Sql-server – How to manipulate the query plan so that I can have more control on memory grants

execution-planoptimizationplan-guidessql server 2014statistics

Let's say I have a complex query and for this query there are huge
Differences between the estimated and actual execution plans.

These differences are causing spillage into tempDb as described here.

The problem is that in this query there are tables that are too big for me to update the statistics.

How can I manipulate the query plan so that I can have more control on memory grants?

I want to avoid memory spillage to tempdb.

In order for this question to be objective and not too broad, we could concentrate for instance on the hash join operator, when can I replace it by a merge join operator?

Are there other operators with memory grant that could be replaced depending on the work load?

Understanding SQL server memory grant

-- Search cache for queries with memory grants:
SELECT t.text, cp.objtype,qp.query_plan
FROM sys.dm_exec_cached_plans AS cp
JOIN sys.dm_exec_query_stats AS qs ON cp.plan_handle = qs.plan_handle
CROSS APPLY sys.dm_exec_query_plan(cp.plan_handle) AS qp
CROSS APPLY sys.dm_exec_sql_text(qs.sql_handle) AS t
WHERE qp.query_plan.exist('declare namespace n=''http://schemas.microsoft.com/sqlserver/2004/07/showplan''; //n:MemoryFractions') = 1

Best Answer

I suggest thinking about your problem in a different way. It's not true that there's some inherit advantage to a hash join that makes the SQL Server query optimizer want to pick it (except in batch mode with CCIs). The query optimizer chose a hash join because it thought it was a better option than a merge or nested loop join. Nested loop joins are a good choice when the outer table is small and the inner table is indexed. Merge joins are a good choice when the inputs are sorted and you need to access a non-small percentage of rows from the tables. Hash joins are a good choice when you don't have a better choice than scanning both tables. In most cases a hash join when it is not appropriate indicates missing indexes.
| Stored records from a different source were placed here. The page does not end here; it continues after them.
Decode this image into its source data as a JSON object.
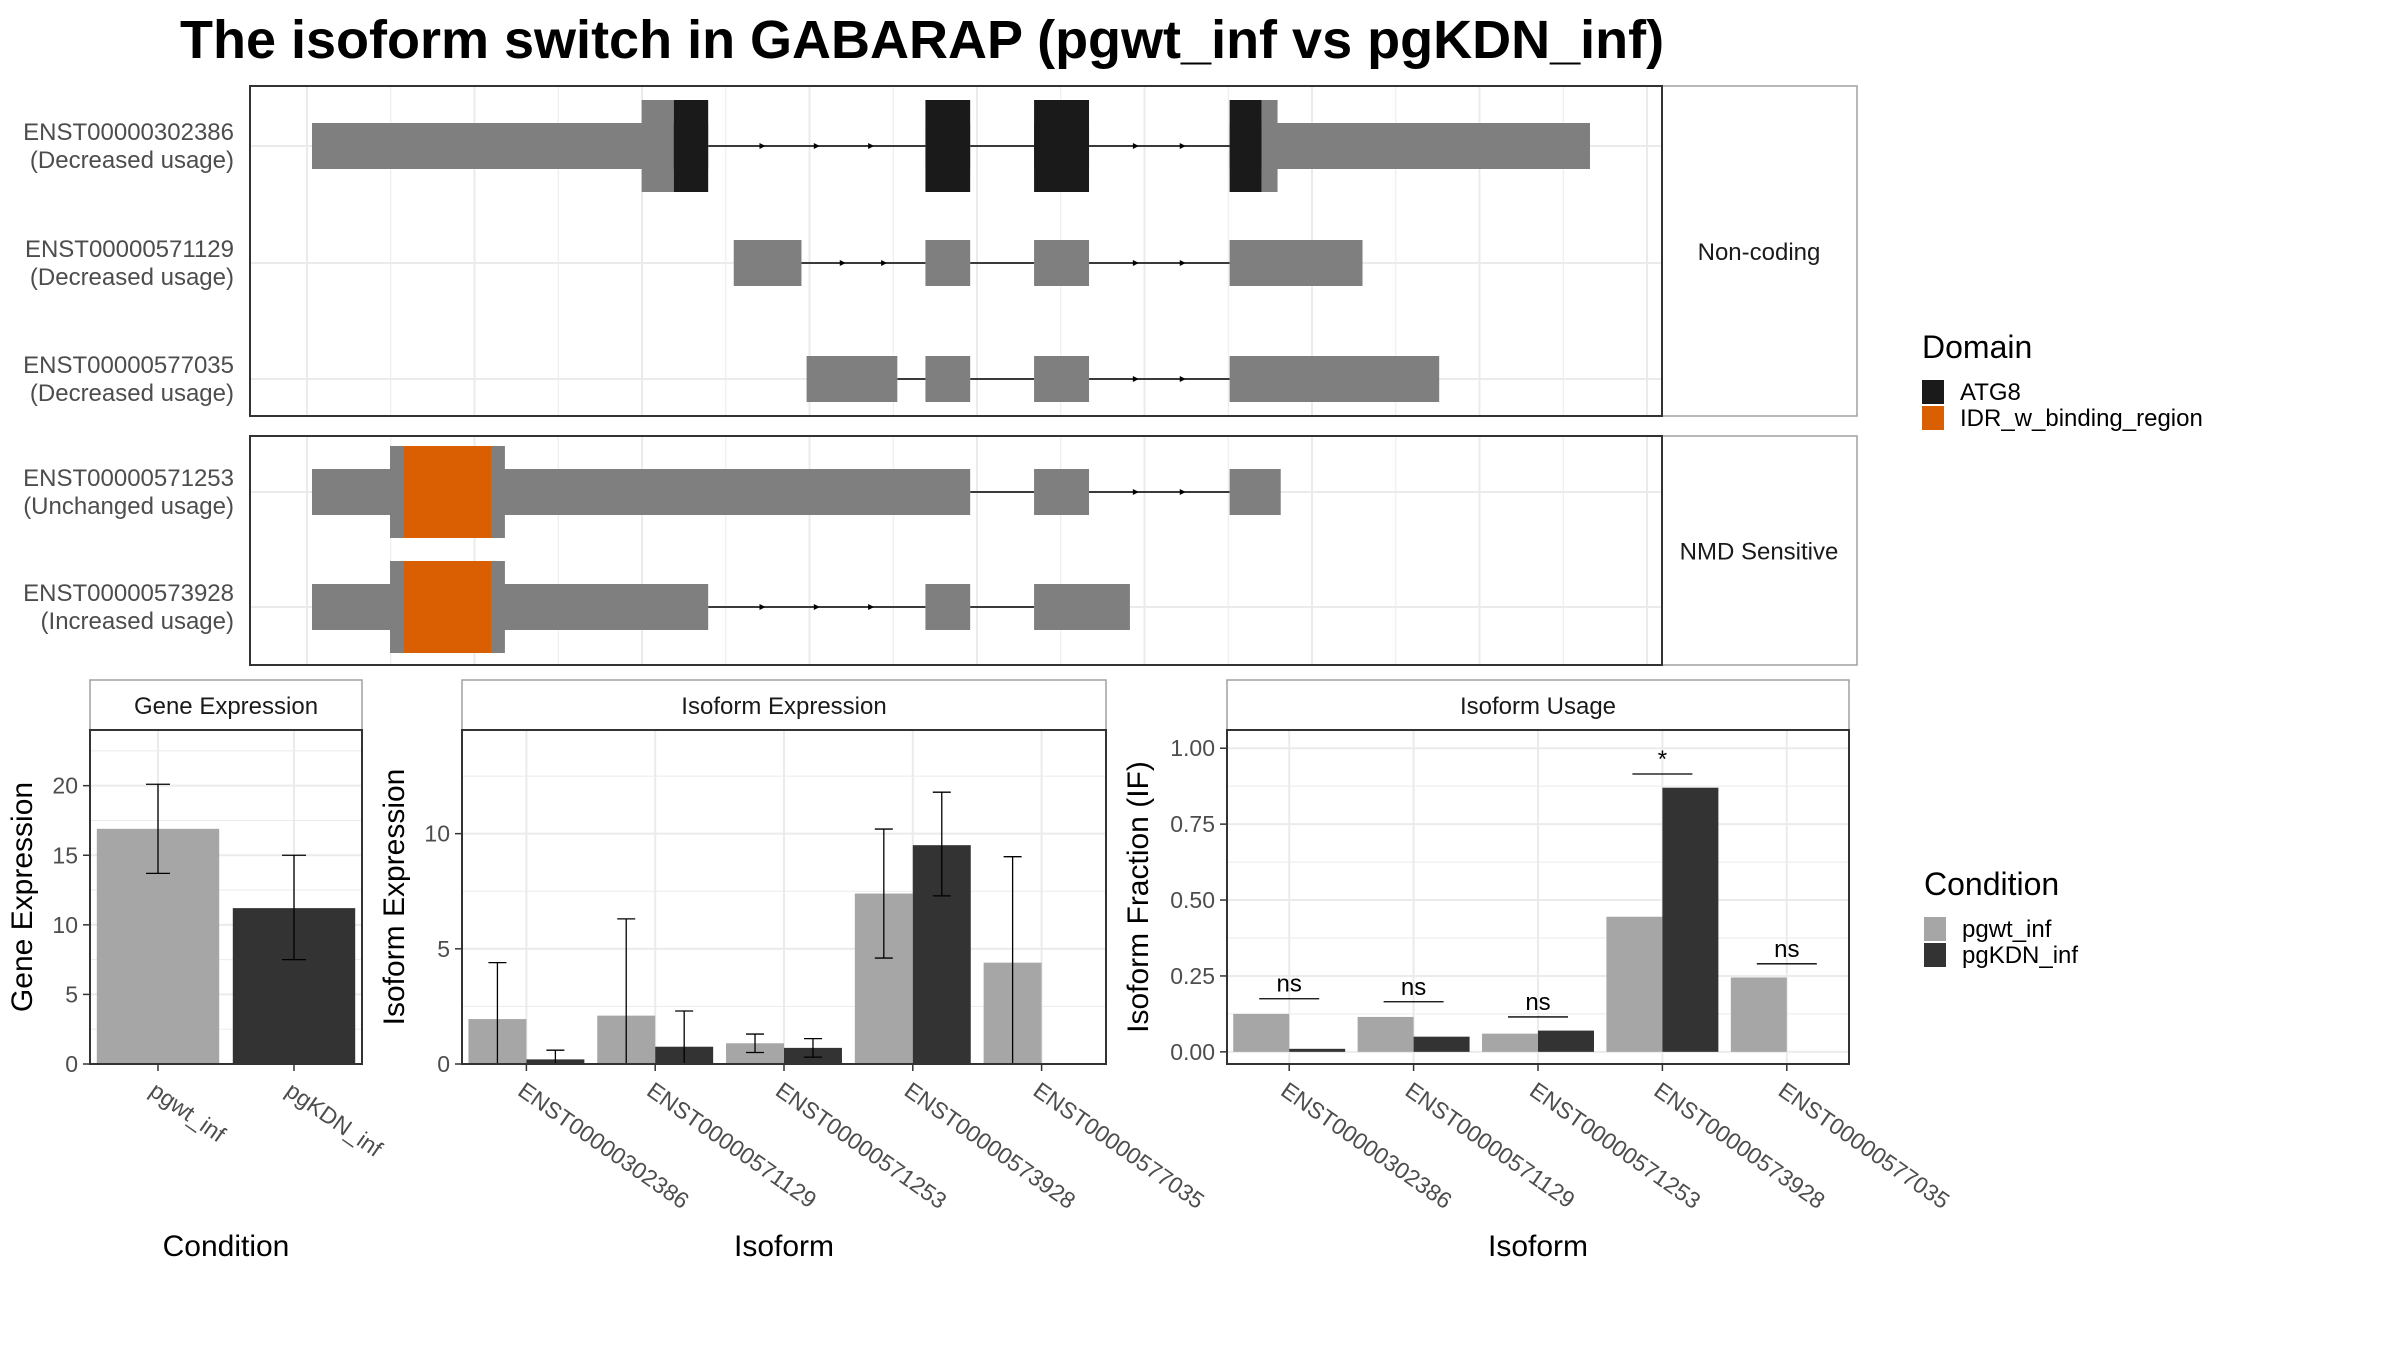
{
  "title": "The isoform switch in GABARAP (pgwt_inf vs pgKDN_inf)",
  "colors": {
    "exon": "#7f7f7f",
    "atg8": "#1a1a1a",
    "idr": "#d95f02",
    "pgwt_inf": "#a6a6a6",
    "pgKDN_inf": "#333333",
    "grid": "#ebebeb",
    "panel_border": "#333333",
    "strip_border": "#a0a0a0"
  },
  "legend_domain": {
    "title": "Domain",
    "items": [
      {
        "label": "ATG8",
        "color": "#1a1a1a"
      },
      {
        "label": "IDR_w_binding_region",
        "color": "#d95f02"
      }
    ]
  },
  "legend_condition": {
    "title": "Condition",
    "items": [
      {
        "label": "pgwt_inf",
        "color": "#a6a6a6"
      },
      {
        "label": "pgKDN_inf",
        "color": "#333333"
      }
    ]
  },
  "chart_data": [
    {
      "type": "gene-structure",
      "x_grid_lines": 8,
      "groups": [
        {
          "label": "Non-coding",
          "transcripts": [
            {
              "id": "ENST00000302386",
              "usage": "(Decreased usage)",
              "exons": [
                [
                  0.0,
                  0.26
                ],
                [
                  0.28,
                  0.31
                ],
                [
                  0.48,
                  0.515
                ],
                [
                  0.565,
                  0.608
                ],
                [
                  0.718,
                  0.75
                ],
                [
                  0.75,
                  1.0
                ]
              ],
              "domains": [
                {
                  "name": "ATG8",
                  "segments": [
                    [
                      0.283,
                      0.31
                    ],
                    [
                      0.48,
                      0.515
                    ],
                    [
                      0.565,
                      0.608
                    ],
                    [
                      0.718,
                      0.743
                    ]
                  ]
                }
              ]
            },
            {
              "id": "ENST00000571129",
              "usage": "(Decreased usage)",
              "exons": [
                [
                  0.33,
                  0.383
                ],
                [
                  0.48,
                  0.515
                ],
                [
                  0.565,
                  0.608
                ],
                [
                  0.718,
                  0.822
                ]
              ],
              "domains": []
            },
            {
              "id": "ENST00000577035",
              "usage": "(Decreased usage)",
              "exons": [
                [
                  0.387,
                  0.458
                ],
                [
                  0.48,
                  0.515
                ],
                [
                  0.565,
                  0.608
                ],
                [
                  0.718,
                  0.882
                ]
              ],
              "domains": []
            }
          ]
        },
        {
          "label": "NMD Sensitive",
          "transcripts": [
            {
              "id": "ENST00000571253",
              "usage": "(Unchanged usage)",
              "exons": [
                [
                  0.0,
                  0.515
                ],
                [
                  0.565,
                  0.608
                ],
                [
                  0.718,
                  0.758
                ]
              ],
              "domains": [
                {
                  "name": "IDR_w_binding_region",
                  "segments": [
                    [
                      0.072,
                      0.14
                    ]
                  ]
                }
              ]
            },
            {
              "id": "ENST00000573928",
              "usage": "(Increased usage)",
              "exons": [
                [
                  0.0,
                  0.31
                ],
                [
                  0.48,
                  0.515
                ],
                [
                  0.565,
                  0.64
                ]
              ],
              "domains": [
                {
                  "name": "IDR_w_binding_region",
                  "segments": [
                    [
                      0.072,
                      0.14
                    ]
                  ]
                }
              ]
            }
          ]
        }
      ]
    },
    {
      "type": "bar",
      "strip": "Gene Expression",
      "xlabel": "Condition",
      "ylabel": "Gene Expression",
      "ylim": [
        0,
        24
      ],
      "yticks": [
        0,
        5,
        10,
        15,
        20
      ],
      "categories": [
        "pgwt_inf",
        "pgKDN_inf"
      ],
      "values": [
        16.9,
        11.2
      ],
      "err_low": [
        13.7,
        7.5
      ],
      "err_high": [
        20.1,
        15.0
      ]
    },
    {
      "type": "bar",
      "strip": "Isoform Expression",
      "xlabel": "Isoform",
      "ylabel": "Isoform Expression",
      "ylim": [
        0,
        14.5
      ],
      "yticks": [
        0,
        5,
        10
      ],
      "categories": [
        "ENST00000302386",
        "ENST00000571129",
        "ENST00000571253",
        "ENST00000573928",
        "ENST00000577035"
      ],
      "series": [
        {
          "name": "pgwt_inf",
          "values": [
            1.95,
            2.1,
            0.9,
            7.4,
            4.4
          ],
          "err_low": [
            0.0,
            0.0,
            0.5,
            4.6,
            0.0
          ],
          "err_high": [
            4.4,
            6.3,
            1.3,
            10.2,
            9.0
          ]
        },
        {
          "name": "pgKDN_inf",
          "values": [
            0.2,
            0.75,
            0.7,
            9.5,
            0.0
          ],
          "err_low": [
            0.0,
            0.0,
            0.3,
            7.3,
            0.0
          ],
          "err_high": [
            0.6,
            2.3,
            1.1,
            11.8,
            0.0
          ]
        }
      ]
    },
    {
      "type": "bar",
      "strip": "Isoform Usage",
      "xlabel": "Isoform",
      "ylabel": "Isoform Fraction (IF)",
      "ylim": [
        -0.04,
        1.06
      ],
      "yticks": [
        0.0,
        0.25,
        0.5,
        0.75,
        1.0
      ],
      "ytick_labels": [
        "0.00",
        "0.25",
        "0.50",
        "0.75",
        "1.00"
      ],
      "categories": [
        "ENST00000302386",
        "ENST00000571129",
        "ENST00000571253",
        "ENST00000573928",
        "ENST00000577035"
      ],
      "series": [
        {
          "name": "pgwt_inf",
          "values": [
            0.125,
            0.115,
            0.06,
            0.445,
            0.245
          ]
        },
        {
          "name": "pgKDN_inf",
          "values": [
            0.01,
            0.05,
            0.07,
            0.87,
            0.0
          ]
        }
      ],
      "significance": [
        "ns",
        "ns",
        "ns",
        "*",
        "ns"
      ],
      "significance_y": [
        0.175,
        0.165,
        0.115,
        0.915,
        0.29
      ]
    }
  ]
}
If you have a legitimate need to encourage a merge join there are a few things that you can do. If it is a 1:1 join define constraints so that SQL Server knows that. The query optimizer costs many-to-many merge joins much higher than 1:1 joins. Create indexes so that your data is presorted. If you cannot do that then make sure the sorts are in a parallel zone of the plan. Sorts benefit greatly from parallelism. Note that a merge join can lead to tempdb usage if there are large sorts or if the merge join is many-to-many. There may be other scenarios as well.

Nested loop joins aren't necessary a bad choice for a large, complicated plan. If you have a legitimate need to encourage a nested loop join make sure you have indexes that enable that. Your query may benefit from a parallel apply type of plan. Those plans can use less memory than a plan with large parallel hash joins. You should be aware that in some cases nested loop joins will do a sort on the outer table before the join operator to improve performance.

On the subject of memory, you could make sure that your server has an appropriate amount of memory and that other queries on the server aren't using too much memory. Otherwise, trying to pick query plan operators on the basis on memory seems kind of backwards. You should really fix your statistics. Use table partitioning, a partitioned view, a smaller sample size, filtered indexes, etc. You're playing a game that's very difficult to win if you don't fix your cardinality estimates.